Knowledge regarding the colorectal surgical management in older patient’s is rapidly expanding. Several studies have shown that age alone does not influence outcomes after surgery for colorectal diseases, but it is rather the comorbidity and compromised physical capacity to recover from adverse events that may occur in connection with major surgery . Schwander et al. divided patients into the following age-related groups: patients 50 years of age or younger, patients ranging from 51 to 70 years of age, and patients older than 70 years of age . They observed no statistically significant major and minor complication differences among the three groups. Nevertheless, controversy continues because other authors have reported a somewhat higher complication rate in elderly patients [12–15]. Additionally, they observed that postoperative hospitalizations were significantly prolonged in patients older than 70 years. In our study, there was only a significant intraoperative complication difference between groups 1 and 3. We think that this difference was dependent upon surgical technique difficulties and not age-related complications. Despite the fact that no statistically significant difference was found between the three age groups, patients aged more than 80 years presented greater postoperative complications. It is also of note that postoperative complications related to surgery developed in only 12 patients from the group 3 elderly patient cohort (21.4%). The non-surgical complication incidence increased significantly with age. In the elderly patient group (≥80 years) we have objectified a higher percentage of non-surgical post-operative complications, mostly due to a higher number of cardiovascular disease occurrences, as well as general postoperative complications caused by pneumonia. As a result, the systemic complications were more frequent in group 3 than in groups 1 and 2. Furthermore, there were no systemic complication significant differences between group 1 and 2. Hence, the term “elderly”, which is defined as older than 65 years of age, may be mentioned as a threshold of older than 80 years of age in colon surgery instances.

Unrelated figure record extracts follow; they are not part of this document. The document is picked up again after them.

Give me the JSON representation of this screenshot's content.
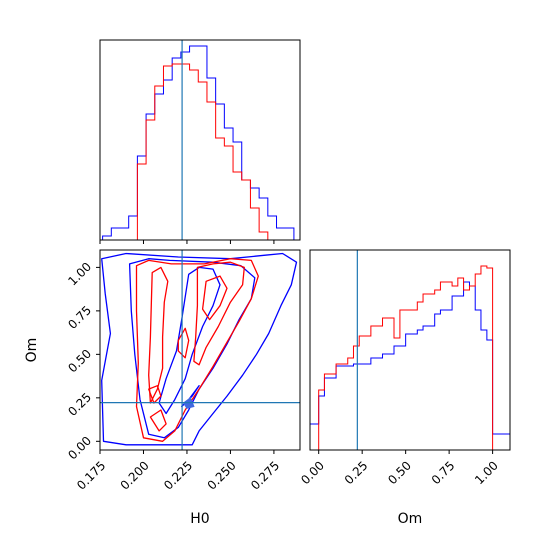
{
  "chart_data": {
    "type": "corner",
    "parameters": [
      "H0",
      "Om"
    ],
    "truth": {
      "H0": 0.2222,
      "Om": 0.2222
    },
    "colors": {
      "series_a": "#0000ff",
      "series_b": "#ff0000",
      "truth": "#1f77b4"
    },
    "panels": [
      {
        "id": "hist-H0",
        "type": "step-histogram",
        "xlim": [
          0.175,
          0.29
        ],
        "xticks": [
          0.175,
          0.2,
          0.225,
          0.25,
          0.275
        ],
        "xtick_labels_shown": false,
        "bin_edges": [
          0.1765,
          0.1815,
          0.1865,
          0.1915,
          0.1965,
          0.2015,
          0.2065,
          0.2115,
          0.2165,
          0.2215,
          0.2265,
          0.2315,
          0.2365,
          0.2415,
          0.2465,
          0.2515,
          0.2565,
          0.2615,
          0.2665,
          0.2715,
          0.2765,
          0.2815,
          0.2865
        ],
        "series": [
          {
            "color": "#0000ff",
            "values": [
              0.02,
              0.06,
              0.06,
              0.12,
              0.42,
              0.63,
              0.73,
              0.8,
              0.91,
              0.94,
              0.97,
              0.97,
              0.81,
              0.68,
              0.56,
              0.49,
              0.3,
              0.26,
              0.21,
              0.12,
              0.06,
              0.06
            ]
          },
          {
            "color": "#ff0000",
            "values": [
              0.0,
              0.0,
              0.0,
              0.0,
              0.38,
              0.6,
              0.77,
              0.87,
              0.88,
              0.88,
              0.85,
              0.79,
              0.69,
              0.51,
              0.47,
              0.34,
              0.3,
              0.16,
              0.04,
              0.0,
              0.0,
              0.0
            ]
          }
        ]
      },
      {
        "id": "scatter-H0-Om",
        "type": "contour",
        "xlim": [
          0.175,
          0.29
        ],
        "ylim": [
          -0.05,
          1.1
        ],
        "xticks": [
          0.175,
          0.2,
          0.225,
          0.25,
          0.275
        ],
        "yticks": [
          0.0,
          0.25,
          0.5,
          0.75,
          1.0
        ],
        "xtick_labels": [
          "0.175",
          "0.200",
          "0.225",
          "0.250",
          "0.275"
        ],
        "ytick_labels": [
          "0.00",
          "0.25",
          "0.50",
          "0.75",
          "1.00"
        ],
        "xlabel": "H0",
        "ylabel": "Om",
        "contours": [
          {
            "color": "#0000ff",
            "points": [
              [
                0.176,
                1.05
              ],
              [
                0.19,
                1.08
              ],
              [
                0.22,
                1.06
              ],
              [
                0.25,
                1.05
              ],
              [
                0.27,
                1.07
              ],
              [
                0.28,
                1.08
              ],
              [
                0.288,
                1.03
              ],
              [
                0.285,
                0.9
              ],
              [
                0.279,
                0.78
              ],
              [
                0.272,
                0.62
              ],
              [
                0.265,
                0.5
              ],
              [
                0.257,
                0.38
              ],
              [
                0.248,
                0.26
              ],
              [
                0.24,
                0.16
              ],
              [
                0.232,
                0.06
              ],
              [
                0.228,
                -0.02
              ],
              [
                0.21,
                -0.02
              ],
              [
                0.19,
                -0.02
              ],
              [
                0.177,
                0.0
              ],
              [
                0.176,
                0.35
              ],
              [
                0.181,
                0.62
              ],
              [
                0.178,
                0.85
              ],
              [
                0.176,
                1.05
              ]
            ]
          },
          {
            "color": "#0000ff",
            "points": [
              [
                0.192,
                1.02
              ],
              [
                0.203,
                1.05
              ],
              [
                0.215,
                1.04
              ],
              [
                0.24,
                1.03
              ],
              [
                0.256,
                1.01
              ],
              [
                0.264,
                0.94
              ],
              [
                0.262,
                0.82
              ],
              [
                0.255,
                0.7
              ],
              [
                0.248,
                0.56
              ],
              [
                0.24,
                0.42
              ],
              [
                0.232,
                0.3
              ],
              [
                0.226,
                0.18
              ],
              [
                0.22,
                0.08
              ],
              [
                0.212,
                0.02
              ],
              [
                0.203,
                0.04
              ],
              [
                0.198,
                0.24
              ],
              [
                0.195,
                0.5
              ],
              [
                0.193,
                0.75
              ],
              [
                0.192,
                1.02
              ]
            ]
          },
          {
            "color": "#0000ff",
            "points": [
              [
                0.226,
                0.96
              ],
              [
                0.232,
                1.0
              ],
              [
                0.24,
                0.99
              ],
              [
                0.244,
                0.9
              ],
              [
                0.24,
                0.78
              ],
              [
                0.234,
                0.66
              ],
              [
                0.228,
                0.5
              ],
              [
                0.224,
                0.36
              ],
              [
                0.218,
                0.24
              ],
              [
                0.213,
                0.16
              ],
              [
                0.209,
                0.22
              ],
              [
                0.213,
                0.36
              ],
              [
                0.219,
                0.52
              ],
              [
                0.222,
                0.7
              ],
              [
                0.226,
                0.96
              ]
            ]
          },
          {
            "color": "#0000ff",
            "points": [
              [
                0.222,
                0.2
              ],
              [
                0.228,
                0.26
              ],
              [
                0.232,
                0.32
              ],
              [
                0.226,
                0.24
              ],
              [
                0.222,
                0.2
              ]
            ]
          },
          {
            "color": "#ff0000",
            "points": [
              [
                0.196,
                1.01
              ],
              [
                0.203,
                1.04
              ],
              [
                0.216,
                1.02
              ],
              [
                0.235,
                1.02
              ],
              [
                0.25,
                1.05
              ],
              [
                0.262,
                1.04
              ],
              [
                0.266,
                0.95
              ],
              [
                0.262,
                0.82
              ],
              [
                0.255,
                0.69
              ],
              [
                0.248,
                0.57
              ],
              [
                0.24,
                0.43
              ],
              [
                0.232,
                0.3
              ],
              [
                0.224,
                0.18
              ],
              [
                0.218,
                0.06
              ],
              [
                0.211,
                0.0
              ],
              [
                0.2,
                0.02
              ],
              [
                0.196,
                0.2
              ],
              [
                0.197,
                0.45
              ],
              [
                0.196,
                0.75
              ],
              [
                0.196,
                1.01
              ]
            ]
          },
          {
            "color": "#ff0000",
            "points": [
              [
                0.205,
                0.97
              ],
              [
                0.21,
                1.0
              ],
              [
                0.214,
                0.92
              ],
              [
                0.212,
                0.8
              ],
              [
                0.211,
                0.6
              ],
              [
                0.211,
                0.42
              ],
              [
                0.208,
                0.3
              ],
              [
                0.204,
                0.22
              ],
              [
                0.203,
                0.38
              ],
              [
                0.204,
                0.6
              ],
              [
                0.205,
                0.97
              ]
            ]
          },
          {
            "color": "#ff0000",
            "points": [
              [
                0.231,
                1.0
              ],
              [
                0.24,
                1.02
              ],
              [
                0.25,
                1.03
              ],
              [
                0.258,
                1.0
              ],
              [
                0.257,
                0.9
              ],
              [
                0.25,
                0.8
              ],
              [
                0.243,
                0.66
              ],
              [
                0.236,
                0.54
              ],
              [
                0.232,
                0.44
              ],
              [
                0.229,
                0.46
              ],
              [
                0.23,
                0.6
              ],
              [
                0.231,
                0.78
              ],
              [
                0.231,
                1.0
              ]
            ]
          },
          {
            "color": "#ff0000",
            "points": [
              [
                0.236,
                0.92
              ],
              [
                0.244,
                0.95
              ],
              [
                0.248,
                0.88
              ],
              [
                0.244,
                0.78
              ],
              [
                0.238,
                0.7
              ],
              [
                0.234,
                0.76
              ],
              [
                0.236,
                0.92
              ]
            ]
          },
          {
            "color": "#ff0000",
            "points": [
              [
                0.22,
                0.58
              ],
              [
                0.224,
                0.65
              ],
              [
                0.226,
                0.58
              ],
              [
                0.224,
                0.48
              ],
              [
                0.22,
                0.52
              ],
              [
                0.22,
                0.58
              ]
            ]
          },
          {
            "color": "#ff0000",
            "points": [
              [
                0.203,
                0.3
              ],
              [
                0.208,
                0.32
              ],
              [
                0.21,
                0.26
              ],
              [
                0.206,
                0.22
              ],
              [
                0.203,
                0.3
              ]
            ]
          },
          {
            "color": "#ff0000",
            "points": [
              [
                0.204,
                0.14
              ],
              [
                0.21,
                0.18
              ],
              [
                0.213,
                0.1
              ],
              [
                0.209,
                0.06
              ],
              [
                0.204,
                0.14
              ]
            ]
          }
        ],
        "filled_region": {
          "color": "#4169e1",
          "points": [
            [
              0.223,
              0.22
            ],
            [
              0.227,
              0.25
            ],
            [
              0.229,
              0.2
            ],
            [
              0.225,
              0.19
            ],
            [
              0.223,
              0.22
            ]
          ]
        }
      },
      {
        "id": "hist-Om",
        "type": "step-histogram",
        "xlim": [
          -0.05,
          1.1
        ],
        "xticks": [
          0.0,
          0.25,
          0.5,
          0.75,
          1.0
        ],
        "xtick_labels": [
          "0.00",
          "0.25",
          "0.50",
          "0.75",
          "1.00"
        ],
        "xlabel": "Om",
        "bin_edges": [
          -0.05,
          0.0,
          0.033,
          0.067,
          0.1,
          0.133,
          0.167,
          0.2,
          0.233,
          0.267,
          0.3,
          0.333,
          0.367,
          0.4,
          0.433,
          0.467,
          0.5,
          0.533,
          0.567,
          0.6,
          0.633,
          0.667,
          0.7,
          0.733,
          0.767,
          0.8,
          0.833,
          0.867,
          0.9,
          0.933,
          0.967,
          1.0,
          1.05,
          1.1
        ],
        "series": [
          {
            "color": "#0000ff",
            "values": [
              0.13,
              0.27,
              0.36,
              0.36,
              0.42,
              0.42,
              0.42,
              0.43,
              0.43,
              0.43,
              0.46,
              0.46,
              0.48,
              0.48,
              0.52,
              0.52,
              0.58,
              0.58,
              0.6,
              0.62,
              0.62,
              0.68,
              0.7,
              0.7,
              0.77,
              0.77,
              0.84,
              0.82,
              0.7,
              0.6,
              0.55,
              0.08,
              0.08
            ]
          },
          {
            "color": "#ff0000",
            "values": [
              0.0,
              0.3,
              0.38,
              0.38,
              0.43,
              0.43,
              0.46,
              0.52,
              0.57,
              0.57,
              0.62,
              0.62,
              0.66,
              0.66,
              0.56,
              0.7,
              0.7,
              0.7,
              0.74,
              0.78,
              0.78,
              0.8,
              0.84,
              0.84,
              0.82,
              0.86,
              0.8,
              0.82,
              0.88,
              0.92,
              0.91,
              0.0,
              0.0
            ]
          }
        ]
      }
    ]
  }
}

As previously reported, the hospital length of stay for elderly colorectal surgery patients was the same as that in younger patients [2, 16, 17]. Senagore et al. reported there was no difference between patients 70 years old or older who underwent colorectal surgery compared with patients younger than 60 years of age . In the current study, the group 3 patients (those older than 80 years) had longer hospital stay durations than the other groups. This was the result of excess of comorbidities in the patients older than 80 years of age.
The present study was subject to several limitations. First, it was not a randomized controlled study; therefore, a prospective randomized controlled study is needed to demonstrate that colon surgery in elderly patients is truly a feasible procedure for different older age groups. Additionally, the indication of colon surgery was not distinguished between malignant and non-malignant diseases in this study.